Nel piano Nazionale per l’Energia e il Clima presentato a Bruxelles per ridurre le emissioni il governo mette in fila alcune delle azioni da spingere per centrare i target europei. Incoraggiata la diminuzione del numero di giorni a parità di ore lavorate.
EUROPA. Il piano del governo per ridurre le emissioni passerà anche da un cambiamento delle nostre abitudini di lavoro, come una accelerazione sullo smart working e la settimana corta. È quanto ha previsto il governo nel Pniec, il Piano nazionale per l’Energia e il Clima che il governo ha inviato all’Europa e che prova a dettagliare le mosse del governo per accelerare nella transizione verde.
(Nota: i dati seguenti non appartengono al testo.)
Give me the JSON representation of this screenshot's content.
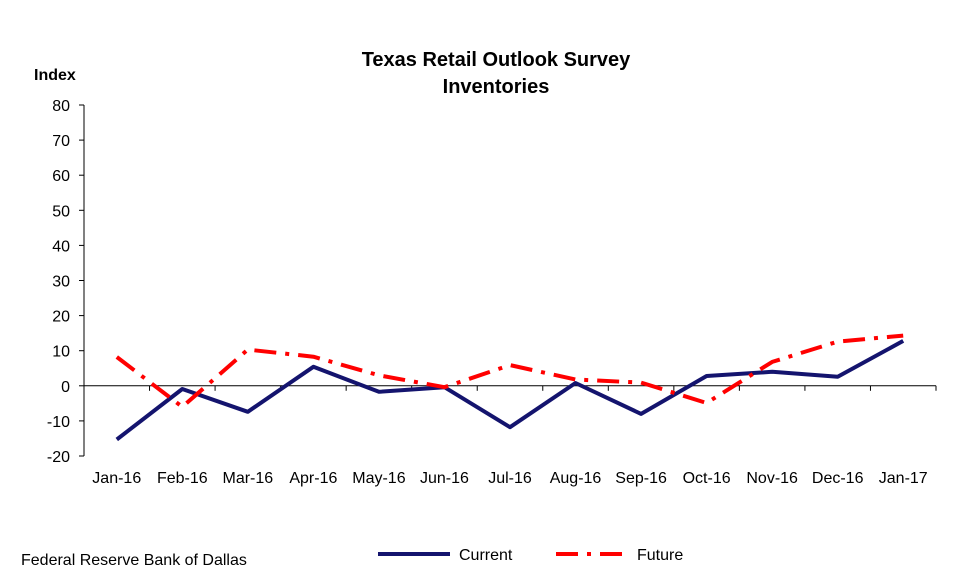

A fissare gli obiettivi è il regolamento Ue 2023/857 (Effort Sharing o ESR), che – rileva la sintesi del documento governativo firmato dal ministro dell’Ambiente e della Sicurezza Energetica Gilberto Pichetto Fratin – ha fissato obiettivi molto ambiziosi, e in particolare che trasporti, residenziale, terziario, una parte dell’industria, rifiuti e agricoltura riducano le emissioni del 43,7% rispetto ai livelli del 2005. E per farlo – sottolinea il ministro – “sarà necessario avviare da subito una significativa riduzione delle emissioni pari a oltre il 30% rispetto ai livelli del 2021, da conseguirsi prevalentemente nei settori trasporti, civile e agricoltura”.